Independent Russ Potts may have only one chance left to qualify for an Oct. 9 televised gubernatorial-candidate debate.

Three organizations – Mason-Dixon, Rasmussen Reports and The Washington Post – have been regularly polling Virginia voters as to their preferences for governor in the 2005 elections. Only one of those three, the Ocean Grove, N.J.,-based Rasmussen Reports, is definitely coming out with survey results before the Oct. 6 cutoff for determing if Potts has reached the 15 percent voter-support threshold needed to secure inclusion in the Richmond debate, which will be broadcast statewide.

Those results, a Rasmussen Reports spokesman told The Augusta Free Press, are scheduled to be released later today.

A Post spokesperson told the AFP that the paper has a policy against revealing its polling schedule in advance of release.

Brad Coker, managing director of the Washington-based Mason-Dixon, told the AFP that his organization is not planning to conduct any surveys in Virginia until after the gubernatorial debate.

That plan could change, though, Coker said, if another poll released in the coming days showing Potts at the 15 percent support threshold set by the University of Virginia Center for Politics, which is cosponsoring next weekend’s debate with WWBT-NBC12 in Richmond, and agreed to by the campaigns of Democrat Tim Kaine and Republican Jerry Kilgore.

“Because of the requirement in the debate rules that Potts have 15 percent in two separate polls, there has been talk about doing something to get another set of numbers out there for comparison. But the final decision on that is made by a majority of the editors of the papers that commission us to do the polls,” Coker said.

What that means is that Potts’ showing in today’s Rasmussen poll could determine whether or not he gets into the debate.

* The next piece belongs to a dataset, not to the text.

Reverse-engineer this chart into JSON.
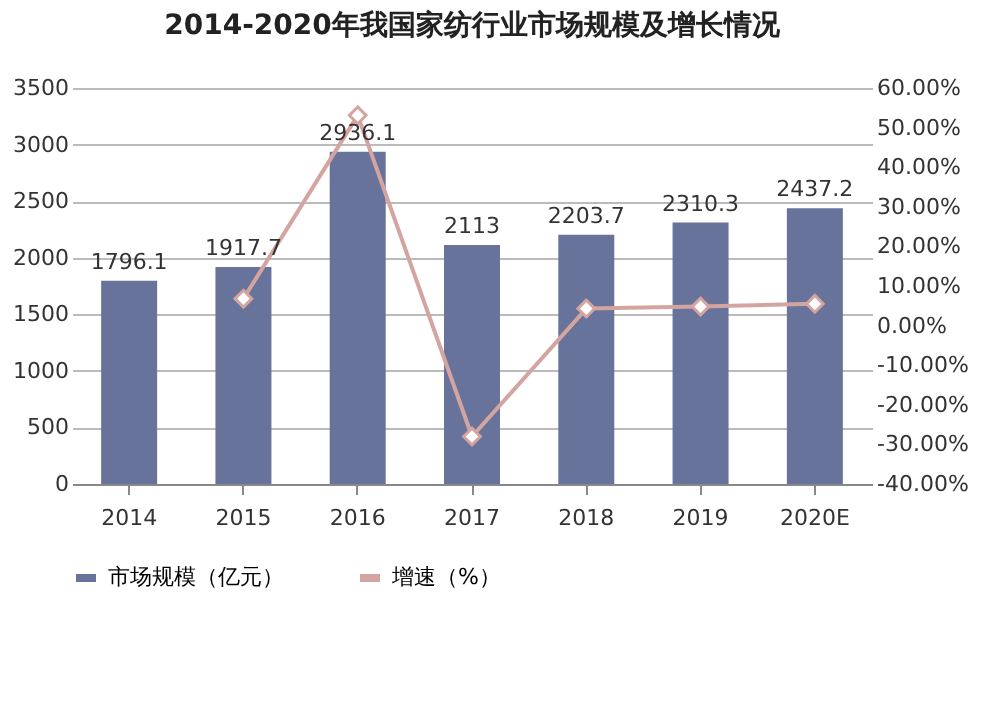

“I question the threshold. Who is Larry Sabato to set some threshold? Who is he to determine some 15 percent threshold?” said Potts, expressing his frustration at the rules for the debate.

Sabato is the director of the Center for Politics. The UVa. professor will serve as the moderator for the candidate debate.

“There was one threshold, and that was to get on the ballot. And we’re on the ballot. And if you’re on the ballot, you ought to be in the debate. Case closed,” Potts told the AFP.

Coker, for his part, said he personally thinks the 15 percent threshold set for inclusion in the debate is “too high.”

“We work with debate organizers across the country, and I don’t recall even seeing one that set the threshold for inclusion into a general-election debate at 15 percent,” Coker said.

The norm, Coker said, is usually 5 percent or 10 percent.
“It varies from state to state. But in states where there are organized third parties, such as Greens or Libertarians, that are regularly on the ballot for state elections, a 5 percent threshold can be a substantial barrier that can keep a third-party candidate off a ballot,” Coker said.

“Some debates go with 10 percent as the cutoff, and if that was the case with this debate in Virginia, Potts could be close, because our last polling had him at 5 percent, but that was before he went on the air to kick off his media campaign,” Coker said.